Acórdão do Supremo Tribunal de Justiça
Processo:
086341
Nº Convencional: JSTJ00027618
Relator: COSTA SOARES
Descritores: EMPREITADA
INCUMPRIMENTO
RECONVENÇÃO
JUROS DE MORA
ALTERAÇÃO ANORMAL DAS CIRCUNSTÂNCIAS
INFLAÇÃO
NULIDADE DE ACÓRDÃO
Nº do Documento: SJ199506220863412
Data do Acordão: 06/22/1995
Votação: UNANIMIDADE
Tribunal Recurso: T REL LISBOA
Processo no Tribunal Recurso: 8206
Data: 04/14/1994
Texto Integral: N
Privacidade: 1
Meio Processual: REVISTA.
Decisão: NEGADA A REVISTA.
Indicações Eventuais: M PINTO TEOR GER 3ED PAG447. A VARELA RLJ ANO122 PAG308. P LIMA A VARELA ANOT VOLI 4ED NOTA ART236. A COSTA OBG 5ED PAG861.

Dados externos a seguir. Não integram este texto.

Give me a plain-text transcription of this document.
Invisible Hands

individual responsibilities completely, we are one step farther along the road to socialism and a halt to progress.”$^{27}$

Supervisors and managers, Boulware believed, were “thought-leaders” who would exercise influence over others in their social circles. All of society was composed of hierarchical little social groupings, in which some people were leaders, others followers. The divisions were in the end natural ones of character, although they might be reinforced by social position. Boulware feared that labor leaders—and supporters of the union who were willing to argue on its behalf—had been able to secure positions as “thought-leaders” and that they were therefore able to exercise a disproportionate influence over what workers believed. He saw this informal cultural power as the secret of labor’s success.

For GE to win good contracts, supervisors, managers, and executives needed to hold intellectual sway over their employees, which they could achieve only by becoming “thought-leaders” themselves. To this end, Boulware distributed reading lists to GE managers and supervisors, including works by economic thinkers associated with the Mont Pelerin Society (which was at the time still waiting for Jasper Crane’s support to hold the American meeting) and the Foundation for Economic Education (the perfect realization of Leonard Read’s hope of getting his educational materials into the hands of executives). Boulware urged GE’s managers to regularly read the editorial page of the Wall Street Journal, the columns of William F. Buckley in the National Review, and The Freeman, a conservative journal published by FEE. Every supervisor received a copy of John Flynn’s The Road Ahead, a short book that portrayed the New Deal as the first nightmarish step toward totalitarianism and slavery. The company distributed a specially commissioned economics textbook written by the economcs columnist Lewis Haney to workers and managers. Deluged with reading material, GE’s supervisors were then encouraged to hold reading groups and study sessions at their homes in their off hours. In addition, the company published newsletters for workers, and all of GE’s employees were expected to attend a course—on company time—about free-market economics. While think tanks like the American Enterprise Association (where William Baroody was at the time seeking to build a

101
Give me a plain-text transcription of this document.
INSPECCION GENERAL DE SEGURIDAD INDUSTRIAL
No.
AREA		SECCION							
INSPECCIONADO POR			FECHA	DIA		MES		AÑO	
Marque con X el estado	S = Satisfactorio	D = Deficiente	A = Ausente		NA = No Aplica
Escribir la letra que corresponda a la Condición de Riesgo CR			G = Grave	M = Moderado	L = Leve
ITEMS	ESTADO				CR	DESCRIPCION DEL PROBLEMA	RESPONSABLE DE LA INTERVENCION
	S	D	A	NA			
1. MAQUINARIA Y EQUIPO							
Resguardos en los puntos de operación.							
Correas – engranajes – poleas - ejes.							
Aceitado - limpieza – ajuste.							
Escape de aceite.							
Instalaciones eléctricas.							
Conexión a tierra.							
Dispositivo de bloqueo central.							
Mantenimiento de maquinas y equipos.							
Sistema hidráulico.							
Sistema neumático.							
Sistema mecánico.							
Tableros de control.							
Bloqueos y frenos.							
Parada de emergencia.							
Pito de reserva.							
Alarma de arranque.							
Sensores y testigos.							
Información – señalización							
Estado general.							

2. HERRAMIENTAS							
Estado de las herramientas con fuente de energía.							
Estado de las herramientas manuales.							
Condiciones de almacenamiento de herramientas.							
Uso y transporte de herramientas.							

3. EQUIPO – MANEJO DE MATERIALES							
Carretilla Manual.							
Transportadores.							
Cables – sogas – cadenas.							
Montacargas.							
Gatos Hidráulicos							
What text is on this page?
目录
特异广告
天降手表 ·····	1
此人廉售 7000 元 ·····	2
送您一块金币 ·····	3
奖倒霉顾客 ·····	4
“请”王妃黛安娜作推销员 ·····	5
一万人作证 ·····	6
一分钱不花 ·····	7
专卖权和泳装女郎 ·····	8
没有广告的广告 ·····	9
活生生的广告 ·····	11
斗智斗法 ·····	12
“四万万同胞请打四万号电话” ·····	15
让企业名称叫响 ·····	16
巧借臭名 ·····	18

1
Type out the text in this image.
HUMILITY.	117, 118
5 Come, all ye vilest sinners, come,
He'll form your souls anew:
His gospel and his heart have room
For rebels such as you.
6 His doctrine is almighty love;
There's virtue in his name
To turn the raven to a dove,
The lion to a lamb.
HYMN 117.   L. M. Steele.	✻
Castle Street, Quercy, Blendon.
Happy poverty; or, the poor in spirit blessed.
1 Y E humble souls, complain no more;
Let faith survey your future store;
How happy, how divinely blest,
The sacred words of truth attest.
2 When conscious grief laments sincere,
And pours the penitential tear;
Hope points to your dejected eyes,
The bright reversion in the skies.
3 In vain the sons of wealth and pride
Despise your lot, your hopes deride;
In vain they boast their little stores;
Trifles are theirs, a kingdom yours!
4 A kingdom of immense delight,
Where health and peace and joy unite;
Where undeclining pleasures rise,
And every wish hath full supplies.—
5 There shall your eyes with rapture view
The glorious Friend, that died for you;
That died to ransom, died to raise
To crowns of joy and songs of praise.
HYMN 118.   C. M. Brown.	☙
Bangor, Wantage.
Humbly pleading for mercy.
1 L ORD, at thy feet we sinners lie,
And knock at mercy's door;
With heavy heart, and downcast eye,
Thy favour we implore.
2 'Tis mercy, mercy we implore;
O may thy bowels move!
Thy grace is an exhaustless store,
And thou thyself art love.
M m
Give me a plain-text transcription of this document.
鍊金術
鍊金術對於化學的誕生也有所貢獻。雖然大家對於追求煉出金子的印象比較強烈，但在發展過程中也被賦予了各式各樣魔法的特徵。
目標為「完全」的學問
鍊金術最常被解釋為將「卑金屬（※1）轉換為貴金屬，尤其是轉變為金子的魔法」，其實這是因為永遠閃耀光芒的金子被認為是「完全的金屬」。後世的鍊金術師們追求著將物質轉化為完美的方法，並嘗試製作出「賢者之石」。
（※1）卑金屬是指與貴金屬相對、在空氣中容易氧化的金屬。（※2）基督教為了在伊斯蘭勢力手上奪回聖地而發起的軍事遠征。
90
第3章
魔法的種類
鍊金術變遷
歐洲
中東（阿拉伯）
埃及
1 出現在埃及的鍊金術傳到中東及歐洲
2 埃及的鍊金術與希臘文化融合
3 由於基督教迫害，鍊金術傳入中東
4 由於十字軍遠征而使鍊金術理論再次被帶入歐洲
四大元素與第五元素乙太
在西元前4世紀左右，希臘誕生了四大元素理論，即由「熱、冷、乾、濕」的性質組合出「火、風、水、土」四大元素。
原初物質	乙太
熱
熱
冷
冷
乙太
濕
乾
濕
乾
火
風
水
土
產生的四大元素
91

Área Temática: DIR CIV - DIR CONTRAT / TEORIA GERAL.
DIR PROC CIV - RECURSOS.
Legislação Nacional:
Jurisprudência Nacional:
Sumário : I - Não há oposição entre a decisão e os fundamentos, se, apesar da empreitada em causa respeitar apenas aos "toscos", no entanto com acordo posterior entre a primitiva Autora e o Réu ficou acordado que ela também faria os acabamentos, com vista à constituição da propriedade horizontal, o que ela não cumpriu, tendo o Réu de o fazer.
II - Daí a condenação da Autora, para se evitar um enriquecimento sem causa, não havendo violação do artigo 668, n. 1, alínea c) do Código de Processo Civil.
III - Também não existe a violação do artigo 661, ns. 1 e 2 do Código de Processo Civil - nulidade do artigo 668, n. 1, alínea e) desse Código, se, não podendo condenar-se a Autora na quantia certa pedida pelos Réus em reconvenção, se condenou a mesma no que se apense em liquidação e execução de sentença, o que é permitido pelo n. 2 desse artigo 661.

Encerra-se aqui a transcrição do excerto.